Hasil evaluasi digunakan sebagai bahan masukan bagi penyempurnaan kebijakan sistem keamanan data, tata kelola pertukaran informasi, serta analisis mitigasi risiko kebocoran data wajib pajak.
Kesimpulan
Integrasi sistem transparansi keuangan global ke dalam hukum positif nasional mencerminkan evolusi penegakan hukum pajak yang progresif di Indonesia.
Melalui rangkaian kebijakan yang terstruktur, Indonesia kini memiliki perangkat hukum yang kuat untuk meminimalkan celah pelarian pajak lintas negara:
- Alineasi dengan Standar Internasional: Pengadopsian Amended CRS dan CARF memosisikan Indonesia setara dengan yurisdiksi global lainnya dalam memantau instrumen keuangan modern, termasuk uang elektronik dan aset kripto1. Hal ini mengamankan posisi Indonesia dari risiko sanksi ekonomi internasional akibat ketidakpatuhan pertukaran informasi.

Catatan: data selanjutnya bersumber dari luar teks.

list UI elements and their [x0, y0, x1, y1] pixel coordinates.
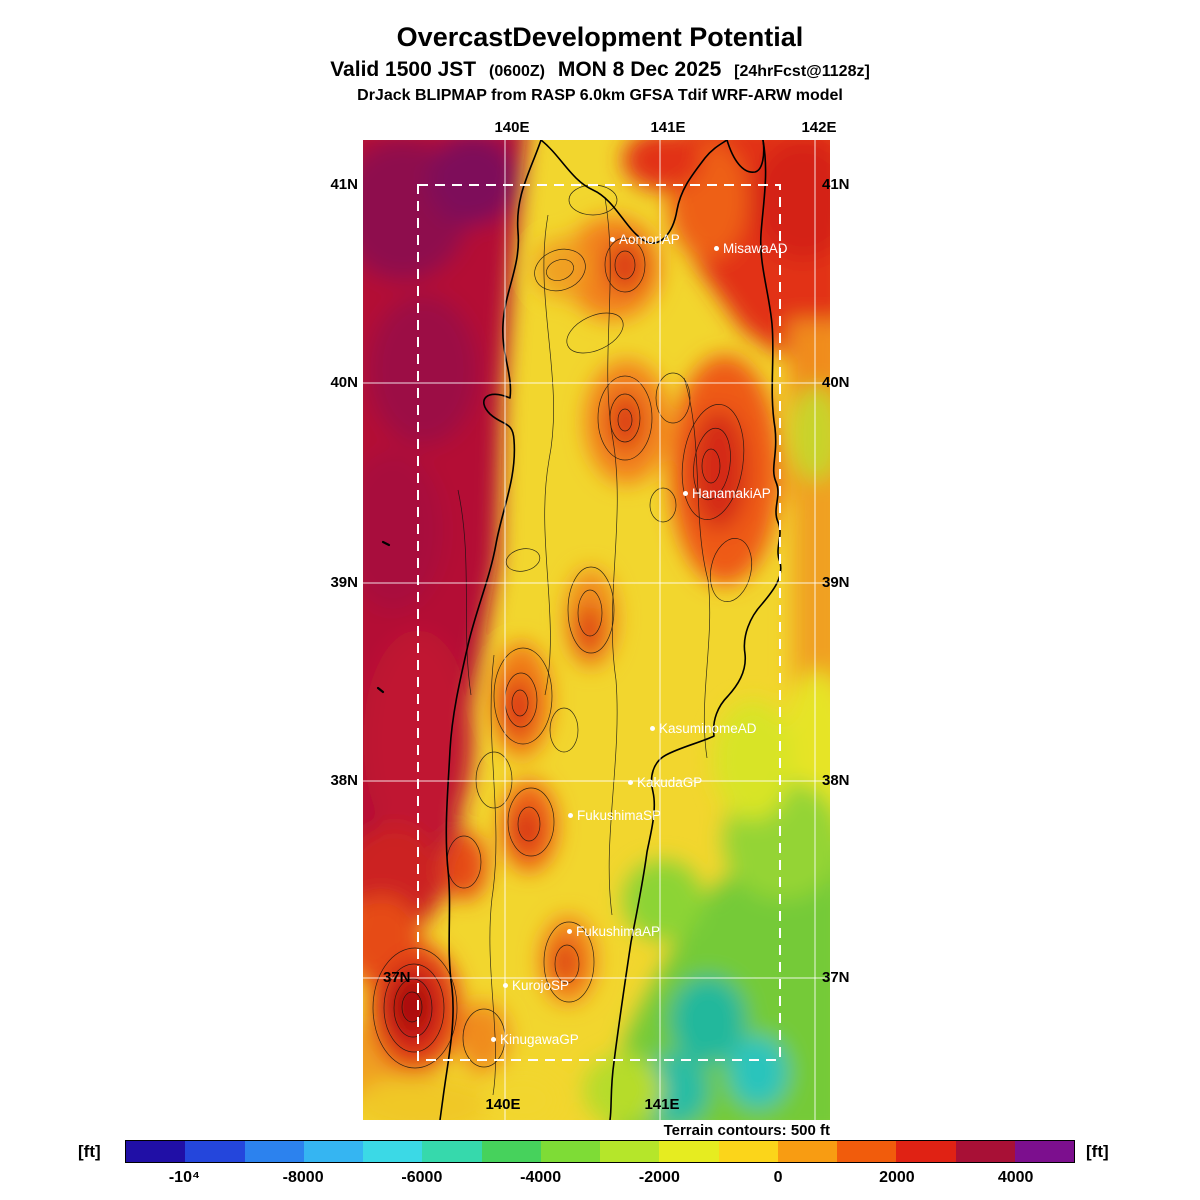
station-dot: [567, 929, 572, 934]
axis-left-39n: 39N: [330, 574, 358, 591]
colorbar-tick: -6000: [401, 1169, 443, 1186]
station-hanamakiap: HanamakiAP: [683, 486, 771, 501]
station-dot: [714, 246, 719, 251]
axis-left-37n: 37N: [383, 969, 411, 986]
valid-prefix: Valid 1500 JST: [330, 58, 477, 81]
axis-right-41n: 41N: [822, 176, 850, 193]
station-label: KurojoSP: [512, 978, 570, 993]
axis-bottom-141e: 141E: [644, 1096, 680, 1113]
colorbar-segment: [303, 1141, 363, 1162]
colorbar-tick: -2000: [638, 1169, 680, 1186]
station-dot: [491, 1037, 496, 1042]
colorbar-segment: [837, 1141, 897, 1162]
axis-top-140e: 140E: [494, 119, 530, 136]
model-line: DrJack BLIPMAP from RASP 6.0km GFSA Tdif…: [357, 87, 843, 104]
colorbar-unit-right: [ft]: [1086, 1142, 1109, 1161]
coastline: [376, 140, 782, 1120]
colorbar-tick: -10⁴: [168, 1169, 200, 1186]
colorbar: [125, 1140, 1075, 1163]
station-label: MisawaAD: [723, 241, 788, 256]
station-kakudagp: KakudaGP: [628, 775, 702, 790]
station-dot: [628, 780, 633, 785]
axis-right-38n: 38N: [822, 772, 850, 789]
axis-left-41n: 41N: [330, 176, 358, 193]
colorbar-segment: [185, 1141, 245, 1162]
domain-boundary: [417, 184, 781, 1061]
colorbar-segment: [422, 1141, 482, 1162]
valid-date: MON 8 Dec 2025: [557, 58, 722, 81]
station-aomoriap: AomoriAP: [610, 232, 680, 247]
page-title: OvercastDevelopment Potential: [396, 22, 804, 52]
overcast-potential-field: [363, 140, 830, 1120]
colorbar-ticks: -10⁴ -8000 -6000 -4000 -2000 0 2000 4000: [125, 1169, 1075, 1191]
station-kinugawagp: KinugawaGP: [491, 1032, 579, 1047]
station-dot: [683, 491, 688, 496]
terrain-contours-note: Terrain contours: 500 ft: [663, 1122, 830, 1139]
colorbar-segment: [244, 1141, 304, 1162]
station-fukushimaap: FukushimaAP: [567, 924, 660, 939]
station-label: KasuminomeAD: [659, 721, 757, 736]
axis-left-40n: 40N: [330, 374, 358, 391]
valid-zulu-time: (0600Z): [488, 63, 546, 80]
axis-bottom-140e: 140E: [485, 1096, 521, 1113]
station-label: KakudaGP: [637, 775, 703, 790]
station-kasuminomead: KasuminomeAD: [650, 721, 757, 736]
axis-right-40n: 40N: [822, 374, 850, 391]
station-label: FukushimaSP: [577, 808, 662, 823]
station-dot: [610, 237, 615, 242]
colorbar-tick: -8000: [282, 1169, 324, 1186]
colorbar-unit-left: [ft]: [78, 1142, 101, 1161]
axis-top-142e: 142E: [801, 119, 837, 136]
colorbar-segment: [540, 1141, 600, 1162]
colorbar-tick: 4000: [997, 1169, 1034, 1186]
contour-lines: [372, 184, 753, 1096]
station-label: FukushimaAP: [576, 924, 661, 939]
axis-top-141e: 141E: [650, 119, 686, 136]
station-dot: [568, 813, 573, 818]
colorbar-tick: 2000: [879, 1169, 915, 1186]
colorbar-segment: [718, 1141, 778, 1162]
colorbar-segment: [600, 1141, 660, 1162]
station-label: KinugawaGP: [500, 1032, 579, 1047]
colorbar-segment: [481, 1141, 541, 1162]
station-dot: [650, 726, 655, 731]
station-dot: [503, 983, 508, 988]
axis-right-37n: 37N: [822, 969, 850, 986]
colorbar-segment: [777, 1141, 837, 1162]
colorbar-segment: [363, 1141, 423, 1162]
axis-right-39n: 39N: [822, 574, 850, 591]
colorbar-tick: 0: [773, 1169, 783, 1186]
station-kurojosp: KurojoSP: [503, 978, 569, 993]
axis-left-38n: 38N: [330, 772, 358, 789]
colorbar-tick: -4000: [520, 1169, 562, 1186]
forecast-map: AomoriAP MisawaAD HanamakiAP KasuminomeAD Ka…: [363, 140, 830, 1120]
station-label: HanamakiAP: [692, 486, 771, 501]
station-misawaad: MisawaAD: [714, 241, 788, 256]
colorbar-segment: [126, 1141, 186, 1162]
forecast-cycle: [24hrFcst@1128z]: [734, 63, 870, 80]
colorbar-segment: [659, 1141, 719, 1162]
colorbar-segment: [896, 1141, 956, 1162]
colorbar-segment: [1014, 1141, 1074, 1162]
latlon-grid: [363, 140, 830, 1120]
station-fukushimasp: FukushimaSP: [568, 808, 661, 823]
map-svg: [363, 140, 830, 1120]
valid-line: Valid 1500 JST (0600Z) MON 8 Dec 2025 [2…: [0, 58, 1200, 82]
station-label: AomoriAP: [619, 232, 680, 247]
colorbar-segment: [955, 1141, 1015, 1162]
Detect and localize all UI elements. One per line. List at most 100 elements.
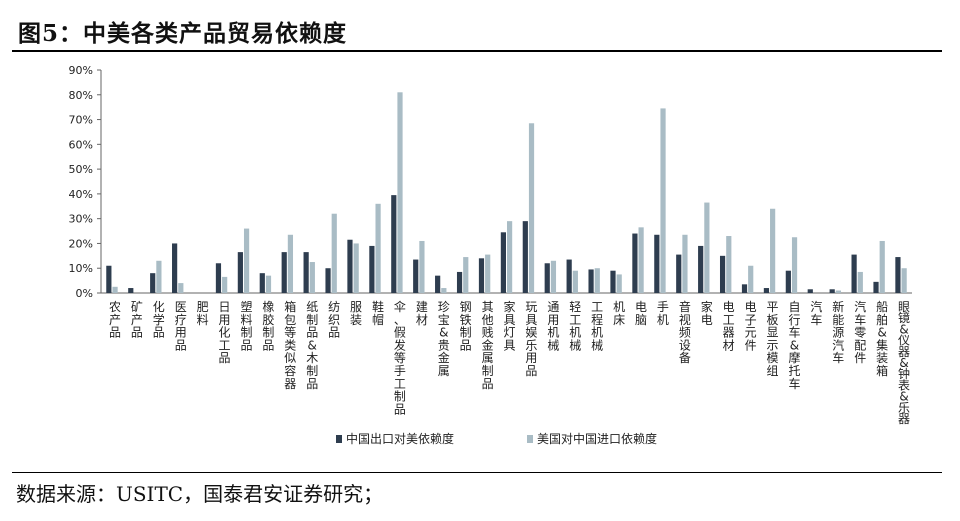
x-tick-label: 医疗用品: [175, 300, 187, 352]
bar-china-export: [259, 273, 265, 293]
bar-china-export: [150, 273, 156, 293]
bar-us-import: [463, 257, 469, 293]
bar-china-export: [128, 288, 134, 293]
bar-china-export: [851, 254, 857, 293]
x-tick-label: 箱包等类似容器: [284, 299, 296, 391]
y-tick-label: 60%: [69, 138, 93, 151]
x-tick-label: 纸制品&木制品: [306, 300, 318, 391]
y-tick-label: 20%: [69, 237, 93, 250]
figure-title: 图5：中美各类产品贸易依赖度: [18, 20, 348, 47]
x-tick-label: 音视频设备: [679, 299, 691, 365]
bar-china-export: [369, 245, 375, 293]
title-rule: [12, 50, 942, 52]
bar-us-import: [704, 202, 710, 293]
y-tick-label: 50%: [69, 163, 93, 176]
bar-china-export: [873, 281, 879, 293]
x-tick-label: 船舶&集装箱: [876, 300, 888, 378]
bar-us-import: [528, 123, 535, 294]
source-note: 数据来源：USITC，国泰君安证券研究；: [16, 482, 384, 506]
bar-us-import: [222, 276, 228, 293]
bar-china-export: [544, 263, 550, 293]
y-axis: 0% 10% 20% 30% 40% 50% 60% 70% 80% 90%: [69, 64, 912, 300]
bar-us-import: [265, 275, 272, 293]
bar-us-import: [507, 221, 513, 293]
bar-china-export: [807, 289, 813, 293]
x-tick-label: 农产品: [109, 300, 121, 340]
bar-china-export: [303, 252, 309, 293]
bar-us-import: [726, 236, 732, 293]
bar-china-export: [347, 239, 353, 293]
x-tick-label: 通用机械: [547, 300, 559, 352]
bar-china-export: [895, 257, 901, 293]
x-tick-label: 平板显示模组: [767, 300, 779, 378]
x-tick-label: 化学品: [153, 300, 165, 340]
bar-china-export: [741, 284, 748, 293]
bar-us-import: [309, 262, 315, 293]
x-tick-label: 服装: [350, 300, 362, 327]
bar-china-export: [610, 270, 616, 293]
legend-swatch-china-export: [336, 435, 342, 443]
bar-us-import: [243, 228, 250, 293]
x-tick-label: 家具灯具: [503, 299, 515, 352]
bar-china-export: [478, 258, 485, 293]
x-tick-label: 钢铁制品: [460, 300, 472, 352]
bar-china-export: [654, 234, 660, 293]
x-tick-label: 伞、假发等手工制品: [394, 299, 406, 416]
bar-china-export: [325, 268, 331, 293]
x-tick-label: 鞋帽: [372, 299, 384, 327]
bar-china-export: [676, 254, 682, 293]
bar-china-export: [785, 270, 791, 293]
x-tick-label: 玩具娱乐用品: [525, 300, 537, 378]
x-tick-label: 眼镜&仪器&钟表&乐器: [898, 300, 910, 426]
bar-china-export: [106, 265, 112, 293]
bar-us-import: [682, 234, 688, 293]
bar-china-export: [566, 259, 572, 293]
x-tick-label: 纺织品: [328, 300, 340, 340]
legend: 中国出口对美依赖度 美国对中国进口依赖度: [336, 431, 657, 446]
x-tick-label: 日用化工品: [219, 300, 231, 365]
legend-label-us-import: 美国对中国进口依赖度: [537, 431, 657, 446]
y-tick-label: 0%: [76, 287, 93, 300]
x-tick-label: 机床: [613, 300, 625, 327]
bar-us-import: [616, 274, 622, 293]
bar-china-export: [391, 195, 397, 293]
y-tick-label: 80%: [69, 89, 93, 102]
x-tick-label: 塑料制品: [240, 299, 252, 352]
x-tick-label: 汽车: [810, 299, 822, 327]
x-axis-labels: 农产品矿产品化学品医疗用品肥料日用化工品塑料制品橡胶制品箱包等类似容器纸制品&木…: [109, 299, 910, 426]
bar-us-import: [594, 268, 600, 293]
bar-china-export: [829, 289, 835, 293]
x-tick-label: 肥料: [197, 300, 209, 327]
bar-us-import: [572, 270, 578, 293]
x-tick-label: 电子元件: [745, 300, 757, 352]
bar-us-import: [857, 271, 863, 293]
bar-us-import: [419, 240, 425, 293]
bar-us-import: [375, 203, 381, 293]
bar-us-import: [638, 227, 644, 293]
bar-china-export: [215, 263, 222, 293]
bar-china-export: [763, 288, 770, 293]
bar-us-import: [287, 234, 294, 293]
bar-china-export: [500, 232, 506, 293]
x-tick-label: 电脑: [635, 300, 647, 327]
bar-us-import: [879, 240, 885, 293]
bar-us-import: [748, 265, 754, 293]
x-tick-label: 建材: [416, 300, 428, 327]
bar-us-import: [353, 243, 359, 293]
bar-us-import: [901, 268, 907, 293]
y-tick-label: 90%: [69, 64, 93, 77]
y-tick-label: 10%: [69, 262, 93, 275]
y-tick-label: 70%: [69, 114, 93, 127]
bar-china-export: [719, 255, 726, 293]
legend-swatch-us-import: [527, 435, 533, 443]
bar-us-import: [441, 288, 447, 293]
bar-china-export: [413, 259, 419, 293]
bar-us-import: [397, 92, 403, 293]
x-tick-label: 轻工机械: [569, 300, 581, 352]
bar-china-export: [435, 275, 441, 293]
x-tick-label: 家电: [701, 299, 713, 327]
bar-china-export: [588, 269, 594, 293]
bar-us-import: [550, 260, 557, 293]
x-tick-label: 珍宝&贵金属: [438, 300, 450, 378]
bar-us-import: [835, 290, 841, 293]
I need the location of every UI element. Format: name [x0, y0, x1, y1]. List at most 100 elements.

- Kekuatan Hukum UU No. 9/2017: Sebagai aturan dasar, undang-undang ini berhasil mengatasi kendala klasik birokrasi kerahasiaan perbankan dengan memberikan perlindungan hukum bagi pelapor melalui klausul imunitas serta menetapkan sanksi pidana yang tegas bagi pelanggar. Aturan operasional di bawahnya, seperti PMK 108/2025, menyelaraskan kewajiban ini dengan era ekonomi digital.
- Ketertiban Administrasi Lewat SE-9/PJ/2026: Surat Edaran ini menjamin bahwa perluasan wewenang pengawasan pajak dilaksanakan secara terukur, akuntabel, dan rahasia. Melalui mekanisme persetujuan berjenjang, pemetaan aplikasi Coretax/ASIK yang jelas, serta alur penegakan kepatuhan lembaga keuangan yang sistematis, DJP dapat memanfaatkan data pihak ketiga secara optimal tanpa mencederai kepastian hukum dan hak-hak privasi wajib pajak.
Keberhasilan implementasi kerangka kerja ini akan sangat bergantung pada konsistensi penegakan aturan di lapangan, keandalan dan keamanan infrastruktur siber Coretax, serta pembinaan kepatuhan yang berkelanjutan terhadap lembaga keuangan konvensional maupun pelaku industri aset digital nasional23.